By comparison, Carbon County experienced 7.6 percent joblessness in January 2003.
In Emery County, joblessness climbed to 11.1 percent in January compared to 10.2 percent unemployment rate. Emery County posted a 12.1 percent jobless rate in January 2003.
At the state level, Utah's unemployment rate registered at 5 percent in January, down a modest three-tenths of a percentage point compared to December's figure.
Approximately 62,600 Utahns were unemployed in January 2004. Last year, 73,200 Utahns were unemployed.
"Job creation is picking up and appears to be gathering steam. This, naturally, would tend to push the unemployment rate downward," noted Mark Knold, Utah Department or Workforce Services economist. "However, we don't anticipate a significant drop in the unemployment rate this year as there is a sizable pool of workers out there who became discouraged and have left the labor market. They may now begin to re-emerge and will be classified as unemployed before they become employed, so they will have the effect of dampening the unemployment rate's movement downward."

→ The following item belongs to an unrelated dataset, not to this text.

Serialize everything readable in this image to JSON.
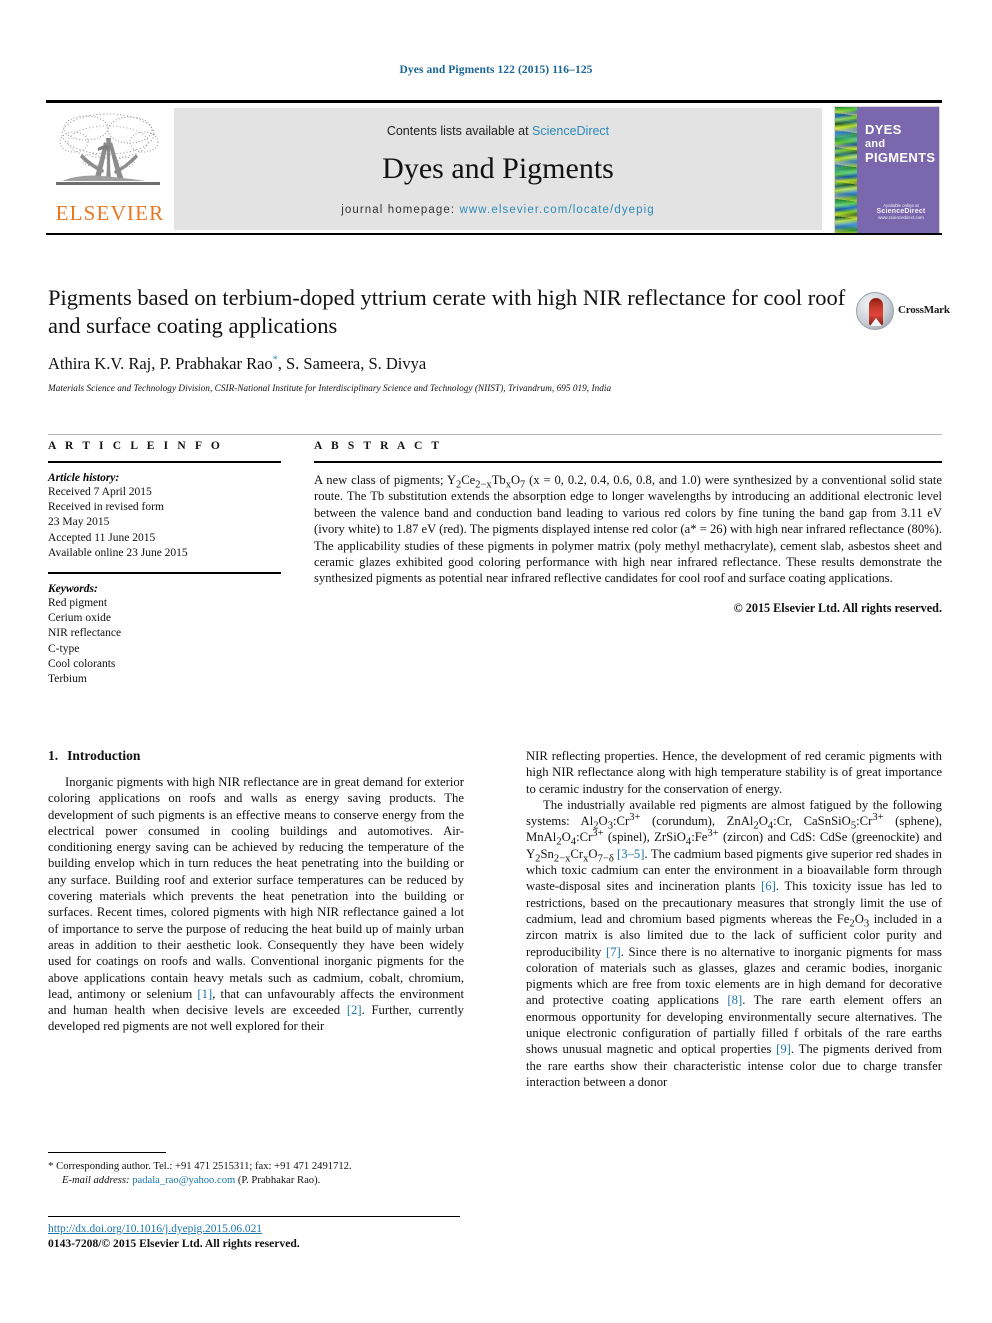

Utah's second primary indicator of labor market conditions, the year-over change in the number of non-farm wage and salaried jobs, recorded a 1.1 percent gain compared to January 2003. The gain represented 11,600 positions.
Recent data indicate Utah's re-emergence into employment growth began last July 2003. Growth for fourth quarter 2003 was stronger than initially reported at 0.5 percent.
"Employment growth is finally picking up," pointed out Raylene Ireland, DWS director. "This has been a multi-year economic downturn and a return to employment growth has been too long absent and anxiously anticipated. The time of its reemergence appears to be now."
The majority of industries operating across the state are adding employment positions or no longer losing jobs. Only the manufacturing and information sectors continue to record year-over employment declines. But losses are moderating and trending toward a zero-growth mode.
Education and health services continue to lead Utah's employment expansion, posting 3.2 percent growth in January.
Population growth has not slowed significantly during the recession. The growth may absorb the job overbuilding excesses and lay the foundation for Utah's return to employment expansion, concluded the DWS representatives.